Cuando pasa el bienestar que proporciona esa cochinada, los jóvenes caen en un terrible estado de excitación y ansiedad, buscan como sea otra dosis, el síndrome de abstinencia es demoledor. Amparo les calma, los lleva a su casa, los baña, les ofrece una comida caliente – jamás les da plata. Dice que le han robado muchas veces, y otras tantas han regresado avergonzados a por un poco de descanso y solidaridad.

“Porque ellos son buenos, no son malos. Solo necesitan que los acojan humanamente y los escuchen”. Únicamente Amparo puede ingresar en “la olla” con seguridad, porque la conocen. Saben que no van a recibir una ración de palos, como es frecuente, sino unas gotas de comprensión. “Poco a poco los voy convenciendo para que se vayan a un centro de rehabilitación que hay en Tabatinga”. Y los lleva ella misma, pagando de su bolsillo los pasajes. Sueña con una casita donde puedan estar cuidados mientras hacen este proceso.

Amparo no es católica, es de una iglesia evangélica.
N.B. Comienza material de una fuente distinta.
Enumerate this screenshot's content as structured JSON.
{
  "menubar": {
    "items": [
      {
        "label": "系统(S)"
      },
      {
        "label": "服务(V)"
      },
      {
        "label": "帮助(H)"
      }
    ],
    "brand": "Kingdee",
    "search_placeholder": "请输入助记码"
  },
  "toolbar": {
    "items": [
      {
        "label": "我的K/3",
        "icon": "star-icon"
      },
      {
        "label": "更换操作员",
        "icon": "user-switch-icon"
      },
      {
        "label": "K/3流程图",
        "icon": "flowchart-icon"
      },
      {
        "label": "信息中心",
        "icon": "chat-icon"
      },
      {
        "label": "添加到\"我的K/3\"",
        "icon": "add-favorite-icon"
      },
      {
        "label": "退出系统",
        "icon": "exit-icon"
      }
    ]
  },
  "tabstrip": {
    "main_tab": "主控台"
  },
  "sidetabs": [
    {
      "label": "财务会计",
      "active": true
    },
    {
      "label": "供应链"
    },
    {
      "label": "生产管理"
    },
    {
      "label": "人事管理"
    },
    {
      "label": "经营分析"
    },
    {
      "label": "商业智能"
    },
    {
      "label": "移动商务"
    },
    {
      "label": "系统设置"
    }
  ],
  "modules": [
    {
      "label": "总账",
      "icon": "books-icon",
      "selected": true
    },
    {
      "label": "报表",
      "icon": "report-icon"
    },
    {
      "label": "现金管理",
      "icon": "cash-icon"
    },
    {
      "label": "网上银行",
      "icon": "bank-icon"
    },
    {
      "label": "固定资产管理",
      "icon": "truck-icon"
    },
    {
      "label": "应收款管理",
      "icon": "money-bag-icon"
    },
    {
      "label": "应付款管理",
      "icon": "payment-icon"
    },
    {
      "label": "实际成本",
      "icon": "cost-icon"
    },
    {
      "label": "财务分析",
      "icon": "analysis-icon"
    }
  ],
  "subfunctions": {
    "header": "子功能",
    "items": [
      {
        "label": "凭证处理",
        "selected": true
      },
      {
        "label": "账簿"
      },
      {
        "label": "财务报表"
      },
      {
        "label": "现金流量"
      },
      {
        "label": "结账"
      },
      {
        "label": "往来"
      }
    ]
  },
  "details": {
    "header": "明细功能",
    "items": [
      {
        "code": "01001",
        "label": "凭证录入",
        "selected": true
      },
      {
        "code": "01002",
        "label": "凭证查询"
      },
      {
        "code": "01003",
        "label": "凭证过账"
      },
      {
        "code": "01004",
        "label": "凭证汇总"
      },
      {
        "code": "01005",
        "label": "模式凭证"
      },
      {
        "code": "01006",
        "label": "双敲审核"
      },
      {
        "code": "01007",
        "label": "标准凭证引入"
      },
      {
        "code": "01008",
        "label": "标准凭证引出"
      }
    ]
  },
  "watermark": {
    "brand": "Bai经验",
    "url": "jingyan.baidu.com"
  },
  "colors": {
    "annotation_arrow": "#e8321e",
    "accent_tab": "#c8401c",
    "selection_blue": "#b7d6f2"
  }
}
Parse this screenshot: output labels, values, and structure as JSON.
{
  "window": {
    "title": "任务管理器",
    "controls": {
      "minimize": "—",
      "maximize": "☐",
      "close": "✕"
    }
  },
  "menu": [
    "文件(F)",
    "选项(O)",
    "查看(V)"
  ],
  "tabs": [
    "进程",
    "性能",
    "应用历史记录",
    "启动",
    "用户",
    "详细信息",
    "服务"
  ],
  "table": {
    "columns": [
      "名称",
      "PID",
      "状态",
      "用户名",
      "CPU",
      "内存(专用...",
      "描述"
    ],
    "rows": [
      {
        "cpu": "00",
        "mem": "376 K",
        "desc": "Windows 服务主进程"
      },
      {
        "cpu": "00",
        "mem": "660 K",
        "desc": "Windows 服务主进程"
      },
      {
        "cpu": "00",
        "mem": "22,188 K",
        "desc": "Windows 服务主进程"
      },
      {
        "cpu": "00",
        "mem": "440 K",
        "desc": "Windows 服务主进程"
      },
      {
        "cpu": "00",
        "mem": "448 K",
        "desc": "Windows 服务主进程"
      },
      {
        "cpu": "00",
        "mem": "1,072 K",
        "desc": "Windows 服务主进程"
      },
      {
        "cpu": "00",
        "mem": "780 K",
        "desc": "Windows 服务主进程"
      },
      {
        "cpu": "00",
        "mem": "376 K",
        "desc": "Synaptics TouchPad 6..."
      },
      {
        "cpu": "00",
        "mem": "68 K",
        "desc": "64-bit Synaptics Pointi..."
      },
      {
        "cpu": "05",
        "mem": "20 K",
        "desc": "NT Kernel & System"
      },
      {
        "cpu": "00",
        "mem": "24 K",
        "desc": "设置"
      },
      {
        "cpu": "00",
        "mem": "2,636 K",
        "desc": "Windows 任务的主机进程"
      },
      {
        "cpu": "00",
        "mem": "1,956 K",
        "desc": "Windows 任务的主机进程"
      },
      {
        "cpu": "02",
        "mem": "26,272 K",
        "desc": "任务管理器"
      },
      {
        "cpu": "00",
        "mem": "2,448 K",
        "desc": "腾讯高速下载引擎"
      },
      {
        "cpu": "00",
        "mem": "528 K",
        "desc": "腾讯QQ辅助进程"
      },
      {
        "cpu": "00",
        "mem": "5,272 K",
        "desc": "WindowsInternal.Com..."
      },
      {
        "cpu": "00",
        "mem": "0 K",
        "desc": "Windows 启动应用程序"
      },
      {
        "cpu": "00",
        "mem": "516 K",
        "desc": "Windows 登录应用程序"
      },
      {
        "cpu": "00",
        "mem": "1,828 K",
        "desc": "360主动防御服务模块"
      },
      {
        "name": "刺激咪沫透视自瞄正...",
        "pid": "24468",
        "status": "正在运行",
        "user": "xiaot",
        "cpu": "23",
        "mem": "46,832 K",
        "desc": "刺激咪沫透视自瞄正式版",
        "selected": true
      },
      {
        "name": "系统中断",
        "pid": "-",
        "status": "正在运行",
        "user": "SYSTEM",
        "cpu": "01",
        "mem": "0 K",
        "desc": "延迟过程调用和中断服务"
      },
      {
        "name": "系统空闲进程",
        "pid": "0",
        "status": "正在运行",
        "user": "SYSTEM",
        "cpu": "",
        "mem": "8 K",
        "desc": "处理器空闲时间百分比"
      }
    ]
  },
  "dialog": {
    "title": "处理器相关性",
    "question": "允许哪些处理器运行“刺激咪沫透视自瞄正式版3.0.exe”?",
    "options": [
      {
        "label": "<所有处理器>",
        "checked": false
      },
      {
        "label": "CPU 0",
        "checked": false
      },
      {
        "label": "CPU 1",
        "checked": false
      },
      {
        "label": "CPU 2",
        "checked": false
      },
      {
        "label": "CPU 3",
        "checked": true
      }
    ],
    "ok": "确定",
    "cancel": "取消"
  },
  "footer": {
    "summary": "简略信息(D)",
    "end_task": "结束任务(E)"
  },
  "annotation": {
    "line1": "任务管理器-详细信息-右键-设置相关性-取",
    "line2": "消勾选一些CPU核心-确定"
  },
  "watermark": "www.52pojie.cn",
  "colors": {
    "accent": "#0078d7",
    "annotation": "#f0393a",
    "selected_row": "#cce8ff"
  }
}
Cree en la capacidad de los adictos para regenerarse y rehacer su vida, porque “para Dios todo es posible”. Lo ha visto muchas veces y siente una satisfacción enorme; aunque se acuerda de otros momentos en que ha encontrado los huesos nomás… ha llegado tarde… (Ez 37). Al relatar todo esto, se emociona hasta las lágrimas y una oleada de ternura llega hasta mí.

¿Y cómo es que está trabajando junto a la parroquia? Conoció a la hermana Berta (religiosa franciscana, la que queda por señalar en la foto) en las faenas callejeras del grupo de pastoral social. Y Berta pide a Amparo que pronuncie una oración antes de despedirnos. Cierra los ojos y mientras habla puedo sentir esa fuerza, esa convicción, esa fe con piernas propia de los místicos; ruego que se me contagie algo, y pienso que el amor creyente es el único antídoto contra el mal que destruye lo humano. Así es como Dios salva.